Defra has come under fire from animal rights groups for abandoning an independent expert panel that oversaw the “safety, effectiveness (in terms of badger removal) and humaneness” of the culls.

The panel had raised concerns about the humaneness of shooting badgers. It estimated that nearly one-quarter of badgers that were shot – or at least shot at – took more than five minutes to die.

See also: Analysis – Is the badger cull in England working?

However, based on the evidence from culling in 21 areas over the past five years, Mr Gibbens said the likelihood of suffering in badgers culled by controlled shooting “is comparable to other culling activities currently accepted by society, such as deer shooting”. 

Therefore, he suggested that his replacement, Christine Middlemiss, the current chief vet in New South Wales, Australia, will “no longer need to scrutinise the badger culls in real time”.

Controlled shooting observations

During this autumn’s culls, staff from Natural England observed 74 badgers being shot using controlled shooting – of which eight appeared to have been missed and one appeared to have been hit but not retrieved.

The non-retrieval rate was 12.2%, which was similar to that observed during the culls in the past four years.

Mr Gibbens said this level of accuracy compares favourably with a published study of controlled shooting of rabbits in Australia, which is the only other study to have assessed the accuracy of controlled shooting.

In that study, 21% of rabbits shot at were not retrieved, of which 10% were “misses” and 11% were considered not to have been hit.

As with 2016, no post-mortem examinations of badgers culled by controlled shooting were carried out.

Safety of the operations

Mr Gibbens said no significant incidents affecting public safety were reported.
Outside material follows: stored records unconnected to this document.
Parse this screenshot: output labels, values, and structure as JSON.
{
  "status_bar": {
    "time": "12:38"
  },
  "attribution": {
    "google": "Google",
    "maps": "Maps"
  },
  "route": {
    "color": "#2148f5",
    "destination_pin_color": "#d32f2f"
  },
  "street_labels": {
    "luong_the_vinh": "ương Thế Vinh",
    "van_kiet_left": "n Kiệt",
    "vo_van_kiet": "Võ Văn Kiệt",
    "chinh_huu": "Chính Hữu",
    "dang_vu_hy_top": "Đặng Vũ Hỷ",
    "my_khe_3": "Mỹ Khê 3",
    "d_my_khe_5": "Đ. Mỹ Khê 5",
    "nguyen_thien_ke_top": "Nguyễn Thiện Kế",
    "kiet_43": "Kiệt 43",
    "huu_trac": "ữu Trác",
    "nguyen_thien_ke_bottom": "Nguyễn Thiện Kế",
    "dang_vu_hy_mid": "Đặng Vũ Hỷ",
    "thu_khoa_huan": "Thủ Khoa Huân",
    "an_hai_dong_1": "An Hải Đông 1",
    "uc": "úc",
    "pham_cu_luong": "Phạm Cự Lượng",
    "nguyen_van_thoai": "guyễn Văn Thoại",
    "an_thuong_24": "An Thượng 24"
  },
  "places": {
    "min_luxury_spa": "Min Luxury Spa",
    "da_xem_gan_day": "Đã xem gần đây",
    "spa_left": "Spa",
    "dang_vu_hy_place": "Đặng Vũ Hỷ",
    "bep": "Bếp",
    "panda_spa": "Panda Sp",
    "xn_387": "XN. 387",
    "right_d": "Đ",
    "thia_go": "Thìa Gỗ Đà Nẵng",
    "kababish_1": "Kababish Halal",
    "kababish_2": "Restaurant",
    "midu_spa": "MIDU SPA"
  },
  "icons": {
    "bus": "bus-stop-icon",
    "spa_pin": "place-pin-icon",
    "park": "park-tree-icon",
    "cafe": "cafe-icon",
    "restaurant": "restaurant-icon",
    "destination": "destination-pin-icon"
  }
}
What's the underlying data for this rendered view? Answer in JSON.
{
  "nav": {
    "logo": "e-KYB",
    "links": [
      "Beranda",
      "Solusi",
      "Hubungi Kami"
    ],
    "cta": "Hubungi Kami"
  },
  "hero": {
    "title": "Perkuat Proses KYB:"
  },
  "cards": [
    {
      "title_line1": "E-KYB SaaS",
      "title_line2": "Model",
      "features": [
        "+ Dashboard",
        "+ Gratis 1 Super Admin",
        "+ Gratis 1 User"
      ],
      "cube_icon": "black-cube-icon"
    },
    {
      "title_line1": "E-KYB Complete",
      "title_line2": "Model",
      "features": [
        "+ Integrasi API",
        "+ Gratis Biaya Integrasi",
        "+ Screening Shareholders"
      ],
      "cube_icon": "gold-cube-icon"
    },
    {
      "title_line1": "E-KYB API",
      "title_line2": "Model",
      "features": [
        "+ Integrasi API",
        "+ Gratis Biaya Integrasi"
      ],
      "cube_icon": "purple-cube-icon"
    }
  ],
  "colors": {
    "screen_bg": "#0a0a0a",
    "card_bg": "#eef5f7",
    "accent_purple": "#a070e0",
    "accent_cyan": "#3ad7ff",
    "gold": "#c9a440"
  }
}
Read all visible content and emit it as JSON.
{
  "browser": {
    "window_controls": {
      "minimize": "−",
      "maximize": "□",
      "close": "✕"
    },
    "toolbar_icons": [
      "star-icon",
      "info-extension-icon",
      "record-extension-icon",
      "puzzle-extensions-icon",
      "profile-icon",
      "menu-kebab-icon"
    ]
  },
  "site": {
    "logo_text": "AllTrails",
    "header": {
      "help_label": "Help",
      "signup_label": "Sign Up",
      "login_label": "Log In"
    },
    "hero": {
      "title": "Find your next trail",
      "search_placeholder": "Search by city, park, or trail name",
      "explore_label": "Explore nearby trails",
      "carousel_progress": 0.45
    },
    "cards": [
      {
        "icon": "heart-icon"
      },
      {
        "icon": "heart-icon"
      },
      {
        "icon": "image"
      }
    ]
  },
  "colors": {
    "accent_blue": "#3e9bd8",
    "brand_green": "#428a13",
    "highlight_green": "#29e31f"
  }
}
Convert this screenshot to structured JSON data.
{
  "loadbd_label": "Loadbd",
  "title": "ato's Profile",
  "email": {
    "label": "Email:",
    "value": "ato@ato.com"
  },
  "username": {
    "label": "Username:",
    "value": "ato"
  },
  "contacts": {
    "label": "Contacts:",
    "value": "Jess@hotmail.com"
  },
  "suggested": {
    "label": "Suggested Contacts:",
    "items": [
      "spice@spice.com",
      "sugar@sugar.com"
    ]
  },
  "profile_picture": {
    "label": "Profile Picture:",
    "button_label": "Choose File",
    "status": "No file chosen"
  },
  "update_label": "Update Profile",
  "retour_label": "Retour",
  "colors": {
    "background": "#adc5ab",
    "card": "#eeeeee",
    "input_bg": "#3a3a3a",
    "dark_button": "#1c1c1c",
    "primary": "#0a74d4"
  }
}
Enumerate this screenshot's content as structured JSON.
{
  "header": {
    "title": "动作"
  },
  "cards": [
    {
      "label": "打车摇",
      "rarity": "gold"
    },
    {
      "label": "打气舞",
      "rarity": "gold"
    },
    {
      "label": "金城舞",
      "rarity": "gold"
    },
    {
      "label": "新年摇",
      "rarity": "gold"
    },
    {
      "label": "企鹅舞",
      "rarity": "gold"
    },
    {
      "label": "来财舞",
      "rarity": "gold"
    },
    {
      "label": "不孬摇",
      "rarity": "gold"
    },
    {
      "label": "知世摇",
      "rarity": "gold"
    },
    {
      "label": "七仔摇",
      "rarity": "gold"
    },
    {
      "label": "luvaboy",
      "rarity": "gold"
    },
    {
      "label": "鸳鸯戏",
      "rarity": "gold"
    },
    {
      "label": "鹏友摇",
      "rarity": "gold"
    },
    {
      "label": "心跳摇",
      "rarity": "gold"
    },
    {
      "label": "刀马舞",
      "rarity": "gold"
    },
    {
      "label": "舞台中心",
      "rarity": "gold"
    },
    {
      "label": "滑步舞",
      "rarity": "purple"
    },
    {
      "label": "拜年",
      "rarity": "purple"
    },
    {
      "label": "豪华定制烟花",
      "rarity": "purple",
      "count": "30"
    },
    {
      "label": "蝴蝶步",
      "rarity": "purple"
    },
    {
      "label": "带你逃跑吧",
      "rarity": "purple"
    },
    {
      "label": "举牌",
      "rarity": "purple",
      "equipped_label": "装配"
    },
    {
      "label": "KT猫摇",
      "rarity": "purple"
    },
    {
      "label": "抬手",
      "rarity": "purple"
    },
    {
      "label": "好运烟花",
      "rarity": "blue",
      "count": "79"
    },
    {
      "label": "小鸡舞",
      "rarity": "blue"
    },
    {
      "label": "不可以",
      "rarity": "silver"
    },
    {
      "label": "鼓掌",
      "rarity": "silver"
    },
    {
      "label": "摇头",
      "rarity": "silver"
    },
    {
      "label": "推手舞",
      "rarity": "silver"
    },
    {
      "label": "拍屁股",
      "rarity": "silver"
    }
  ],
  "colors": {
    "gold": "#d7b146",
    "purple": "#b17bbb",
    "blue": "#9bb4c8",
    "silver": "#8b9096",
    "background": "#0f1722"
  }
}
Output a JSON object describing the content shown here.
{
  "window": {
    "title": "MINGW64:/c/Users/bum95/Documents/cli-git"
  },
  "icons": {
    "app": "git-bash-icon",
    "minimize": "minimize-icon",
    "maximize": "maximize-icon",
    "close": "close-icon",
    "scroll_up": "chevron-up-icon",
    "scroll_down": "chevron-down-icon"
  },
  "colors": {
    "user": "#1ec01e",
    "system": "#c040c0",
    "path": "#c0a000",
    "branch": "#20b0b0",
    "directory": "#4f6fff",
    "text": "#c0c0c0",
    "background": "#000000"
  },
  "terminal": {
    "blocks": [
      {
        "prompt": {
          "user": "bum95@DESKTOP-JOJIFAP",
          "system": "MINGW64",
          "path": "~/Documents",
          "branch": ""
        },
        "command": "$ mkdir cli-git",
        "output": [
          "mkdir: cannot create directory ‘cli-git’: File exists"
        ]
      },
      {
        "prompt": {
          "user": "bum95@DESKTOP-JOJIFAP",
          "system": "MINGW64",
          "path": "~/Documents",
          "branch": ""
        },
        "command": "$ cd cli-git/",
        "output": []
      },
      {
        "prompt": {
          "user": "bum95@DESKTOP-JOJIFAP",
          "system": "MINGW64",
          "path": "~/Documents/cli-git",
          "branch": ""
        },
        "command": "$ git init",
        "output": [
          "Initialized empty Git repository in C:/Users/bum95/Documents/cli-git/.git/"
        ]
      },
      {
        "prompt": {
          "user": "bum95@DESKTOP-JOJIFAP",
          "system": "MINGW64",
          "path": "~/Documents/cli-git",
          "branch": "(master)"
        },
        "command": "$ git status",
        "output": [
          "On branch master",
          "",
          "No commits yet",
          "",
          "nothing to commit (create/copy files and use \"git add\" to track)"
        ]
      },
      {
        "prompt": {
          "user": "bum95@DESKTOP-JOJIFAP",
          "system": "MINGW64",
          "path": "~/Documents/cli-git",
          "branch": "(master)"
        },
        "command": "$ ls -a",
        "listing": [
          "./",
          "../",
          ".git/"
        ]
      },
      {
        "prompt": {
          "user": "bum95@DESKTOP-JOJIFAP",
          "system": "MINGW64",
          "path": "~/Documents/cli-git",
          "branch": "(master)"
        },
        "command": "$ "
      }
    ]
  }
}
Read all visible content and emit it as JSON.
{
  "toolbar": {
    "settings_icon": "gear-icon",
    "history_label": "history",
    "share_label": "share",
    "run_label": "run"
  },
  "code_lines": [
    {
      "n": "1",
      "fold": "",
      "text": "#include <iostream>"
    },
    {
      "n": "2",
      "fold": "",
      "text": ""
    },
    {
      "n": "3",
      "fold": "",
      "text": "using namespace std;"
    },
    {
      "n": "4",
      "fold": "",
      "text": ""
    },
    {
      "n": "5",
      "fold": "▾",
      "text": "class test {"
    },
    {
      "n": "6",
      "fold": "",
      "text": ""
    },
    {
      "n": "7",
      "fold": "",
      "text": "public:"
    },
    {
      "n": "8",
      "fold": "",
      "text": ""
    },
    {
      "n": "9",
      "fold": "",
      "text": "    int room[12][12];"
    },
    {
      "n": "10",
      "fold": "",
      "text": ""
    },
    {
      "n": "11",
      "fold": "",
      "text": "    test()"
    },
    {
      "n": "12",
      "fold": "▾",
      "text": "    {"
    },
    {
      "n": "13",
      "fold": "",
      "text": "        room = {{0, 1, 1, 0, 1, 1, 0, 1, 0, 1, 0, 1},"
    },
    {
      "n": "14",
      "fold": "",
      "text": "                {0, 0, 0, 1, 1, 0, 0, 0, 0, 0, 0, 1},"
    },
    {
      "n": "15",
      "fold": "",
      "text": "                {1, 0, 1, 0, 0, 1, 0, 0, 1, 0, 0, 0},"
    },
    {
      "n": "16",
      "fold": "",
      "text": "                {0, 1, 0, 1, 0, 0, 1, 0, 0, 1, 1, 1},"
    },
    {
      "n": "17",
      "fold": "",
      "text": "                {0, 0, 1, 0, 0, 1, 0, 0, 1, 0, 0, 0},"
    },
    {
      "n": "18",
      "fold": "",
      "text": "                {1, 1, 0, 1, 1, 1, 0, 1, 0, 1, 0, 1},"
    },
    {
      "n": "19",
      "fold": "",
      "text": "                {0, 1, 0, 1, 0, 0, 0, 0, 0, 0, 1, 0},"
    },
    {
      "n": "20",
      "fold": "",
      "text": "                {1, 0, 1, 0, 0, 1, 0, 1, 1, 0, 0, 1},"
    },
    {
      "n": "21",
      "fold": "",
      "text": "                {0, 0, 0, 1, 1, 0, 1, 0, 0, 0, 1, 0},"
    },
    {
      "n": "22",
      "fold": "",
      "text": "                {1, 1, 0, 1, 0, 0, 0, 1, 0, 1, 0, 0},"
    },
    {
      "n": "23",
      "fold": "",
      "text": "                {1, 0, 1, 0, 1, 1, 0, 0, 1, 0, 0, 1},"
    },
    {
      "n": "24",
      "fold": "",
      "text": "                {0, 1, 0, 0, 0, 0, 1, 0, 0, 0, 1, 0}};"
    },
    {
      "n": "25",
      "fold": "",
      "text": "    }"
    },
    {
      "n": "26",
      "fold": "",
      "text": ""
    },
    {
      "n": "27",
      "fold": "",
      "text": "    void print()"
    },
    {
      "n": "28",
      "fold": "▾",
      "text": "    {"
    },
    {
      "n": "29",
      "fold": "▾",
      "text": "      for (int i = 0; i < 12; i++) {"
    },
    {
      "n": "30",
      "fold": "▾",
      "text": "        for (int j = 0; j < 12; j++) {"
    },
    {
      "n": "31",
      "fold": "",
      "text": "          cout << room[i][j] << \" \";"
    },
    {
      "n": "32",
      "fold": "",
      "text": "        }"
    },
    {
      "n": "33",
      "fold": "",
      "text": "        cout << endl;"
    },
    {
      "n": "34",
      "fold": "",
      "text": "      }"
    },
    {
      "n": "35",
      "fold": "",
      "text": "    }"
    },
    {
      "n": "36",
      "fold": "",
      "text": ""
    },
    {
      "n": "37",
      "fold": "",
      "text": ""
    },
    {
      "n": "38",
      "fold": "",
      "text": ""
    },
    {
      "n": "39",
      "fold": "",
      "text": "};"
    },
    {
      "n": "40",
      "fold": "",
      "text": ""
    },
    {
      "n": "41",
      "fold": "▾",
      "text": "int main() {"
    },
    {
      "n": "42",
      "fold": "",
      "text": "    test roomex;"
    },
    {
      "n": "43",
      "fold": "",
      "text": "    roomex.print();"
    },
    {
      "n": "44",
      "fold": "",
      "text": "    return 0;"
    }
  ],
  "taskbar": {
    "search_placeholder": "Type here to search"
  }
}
And contractors continued to show “high levels of discipline and adherence to best practice”.

From 2018 onwards, he anticipates that Natural England, as the licensing authority, will report on the outcome of the cull.

The chief vet will be called on only “to advise in any situations where culling is not delivering effectively and where the delivery of expected disease control benefits is threatened”.

The Humane Society International (HSI) UK accused the government of behaving “like Jekyll and Hyde” on animal welfare – one day announcing a new Animal Welfare Bill and pledging to enhance animal welfare post-Brexit, then “massacring” 20,000 badgers.

Claire Bass, executive director of HSI UK, said: “It’s likely that thousands suffered lingering painful deaths from botched gunshot wounds. Several carcasses have been found with appalling injuries.”

Bovine TB in England costs taxpayers over £100m a year. In 2016, it led to the slaughter of more than 29,000 cattle, causing devastation and distress for rural communities.